Comment: Consolidation overturns old order in fund management rankings

Nori Gerardo Lietz, Partners Group’s real estate strategist who is bowing out of the private equity real estate group, wrote a research piece two years ago that is still worth reading. In I Will Survive she described how a very painful market correction, exacerbated by gearing, was causing a breakdown in trust between investors and investment managers. She predicted that a result of this would be a shake-up of real estate investment managers, starting with the banks that had already in 2009 “published their obituaries”.

Property markets have since recovered somewhat and this is reflected in a modest rise in assets managed by the majority of 130 managers surveyed by Property Funds Research. Yet a reshuffling of assets is clearly going on, of the kind Gerardo Lietz predicted, with 20 or so managers experiencing some kind of change in ownership.

They include outright sales, with the very biggest – ING REIM – put up for sale by its weakened parent bank and about to be folded into CB Richard Ellis Investors. Independent managers have embraced strategic partners to tap their distribution channels and balance sheets, notably AREA Property Partners and Europa Capital. JER Partners’ transfer of its European funds to LaSalle Investment Management looks like what Gerardo Lietz called “doing the right thing”, with capital moving from a firm perceived to have performed poorly and unable to raise new equity to one perceived to have performed well. LaSalle, focused on European expansion, inherits a lot of problems, but also access to 48 mainly US pension plan LPs.

In the UK, Invista REIM’s obituary is the one taking longest to write. The seed was Lloyds Banking Group’s takeover of HBOS in 2008/09, which included 55% of quoted fund manager Invista. Then, last October, Lloyds decided to transfer Invista’s contract to manage £2.3bn of the bank’s funds to Scottish Widows Investment Partnership and sell Invista within a year.

It was a logical move for Lloyds, which owns 100% of SWIP and 55% of Invista. It risked destroying value in Invista, but kept 100% of the value of the rest. The surprise came when Invista shareholders rejected the Invista REIM management’s client-backed MBO, then value destruction set in.

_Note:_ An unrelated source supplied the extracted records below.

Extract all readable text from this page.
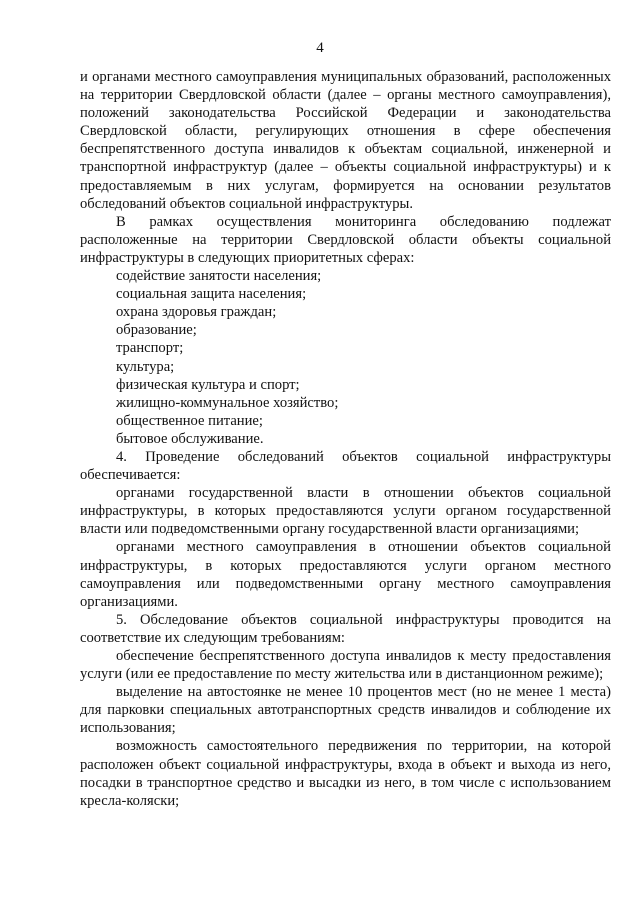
4

и органами местного самоуправления муниципальных образований, расположенных на территории Свердловской области (далее – органы местного самоуправления), положений законодательства Российской Федерации и законодательства Свердловской области, регулирующих отношения в сфере обеспечения беспрепятственного доступа инвалидов к объектам социальной, инженерной и транспортной инфраструктур (далее – объекты социальной инфраструктуры) и к предоставляемым в них услугам, формируется на основании результатов обследований объектов социальной инфраструктуры.

В рамках осуществления мониторинга обследованию подлежат расположенные на территории Свердловской области объекты социальной инфраструктуры в следующих приоритетных сферах:

содействие занятости населения;

социальная защита населения;

охрана здоровья граждан;

образование;

транспорт;

культура;

физическая культура и спорт;

жилищно-коммунальное хозяйство;

общественное питание;

бытовое обслуживание.

4. Проведение обследований объектов социальной инфраструктуры обеспечивается:

органами государственной власти в отношении объектов социальной инфраструктуры, в которых предоставляются услуги органом государственной власти или подведомственными органу государственной власти организациями;

органами местного самоуправления в отношении объектов социальной инфраструктуры, в которых предоставляются услуги органом местного самоуправления или подведомственными органу местного самоуправления организациями.

5. Обследование объектов социальной инфраструктуры проводится на соответствие их следующим требованиям:

обеспечение беспрепятственного доступа инвалидов к месту предоставления услуги (или ее предоставление по месту жительства или в дистанционном режиме);

выделение на автостоянке не менее 10 процентов мест (но не менее 1 места) для парковки специальных автотранспортных средств инвалидов и соблюдение их использования;

возможность самостоятельного передвижения по территории, на которой расположен объект социальной инфраструктуры, входа в объект и выхода из него, посадки в транспортное средство и высадки из него, в том числе с использованием кресла-коляски;
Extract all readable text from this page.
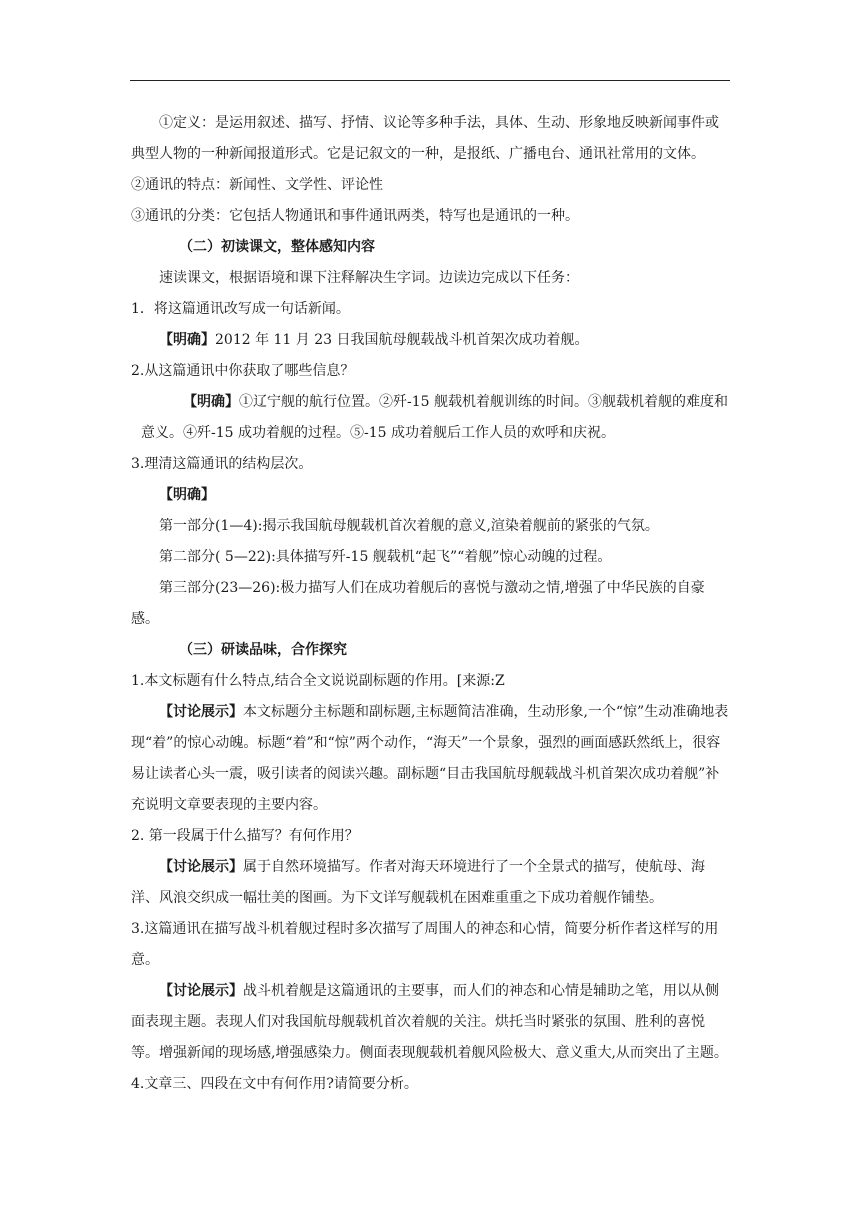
①定义：是运用叙述、描写、抒情、议论等多种手法，具体、生动、形象地反映新闻事件或典型人物的一种新闻报道形式。它是记叙文的一种，是报纸、广播电台、通讯社常用的文体。

②通讯的特点：新闻性、文学性、评论性

③通讯的分类：它包括人物通讯和事件通讯两类，特写也是通讯的一种。

（二）初读课文，整体感知内容

速读课文，根据语境和课下注释解决生字词。边读边完成以下任务：

1．将这篇通讯改写成一句话新闻。

【明确】2012 年 11 月 23 日我国航母舰载战斗机首架次成功着舰。

2.从这篇通讯中你获取了哪些信息？

【明确】①辽宁舰的航行位置。②歼-15 舰载机着舰训练的时间。③舰载机着舰的难度和意义。④歼-15 成功着舰的过程。⑤-15 成功着舰后工作人员的欢呼和庆祝。

3.理清这篇通讯的结构层次。

【明确】

第一部分(1—4):揭示我国航母舰载机首次着舰的意义,渲染着舰前的紧张的气氛。

第二部分( 5—22):具体描写歼-15 舰载机“起飞”“着舰”惊心动魄的过程。

第三部分(23—26):极力描写人们在成功着舰后的喜悦与激动之情,增强了中华民族的自豪感。

（三）研读品味，合作探究

1.本文标题有什么特点,结合全文说说副标题的作用。[来源:Z

【讨论展示】本文标题分主标题和副标题,主标题简洁准确，生动形象,一个“惊”生动准确地表现“着”的惊心动魄。标题“着”和“惊”两个动作，“海天”一个景象，强烈的画面感跃然纸上，很容易让读者心头一震，吸引读者的阅读兴趣。副标题“目击我国航母舰载战斗机首架次成功着舰”补充说明文章要表现的主要内容。

2. 第一段属于什么描写？有何作用？

【讨论展示】属于自然环境描写。作者对海天环境进行了一个全景式的描写，使航母、海洋、风浪交织成一幅壮美的图画。为下文详写舰载机在困难重重之下成功着舰作铺垫。

3.这篇通讯在描写战斗机着舰过程时多次描写了周围人的神态和心情，简要分析作者这样写的用意。

【讨论展示】战斗机着舰是这篇通讯的主要事，而人们的神态和心情是辅助之笔，用以从侧面表现主题。表现人们对我国航母舰载机首次着舰的关注。烘托当时紧张的氛围、胜利的喜悦等。增强新闻的现场感,增强感染力。侧面表现舰载机着舰风险极大、意义重大,从而突出了主题。

4.文章三、四段在文中有何作用?请简要分析。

Whether the MBO failed because the trusts backing it wanted guarantees Lloyds would not give, or because the price was chipped, the last gasp is Invista becoming part of the food chain for two next-generation investment managers: Internos Real Investors, set up two and a half years ago, and Chris Bartram’s Orchard Street Investment Management. In the US, Bartram, and Internos’s Jos Short and Andrew Thornton, would be called ‘seasoned veterans’, so the mandates are in good hands. And how refreshing to see new entrants making headway against established peers.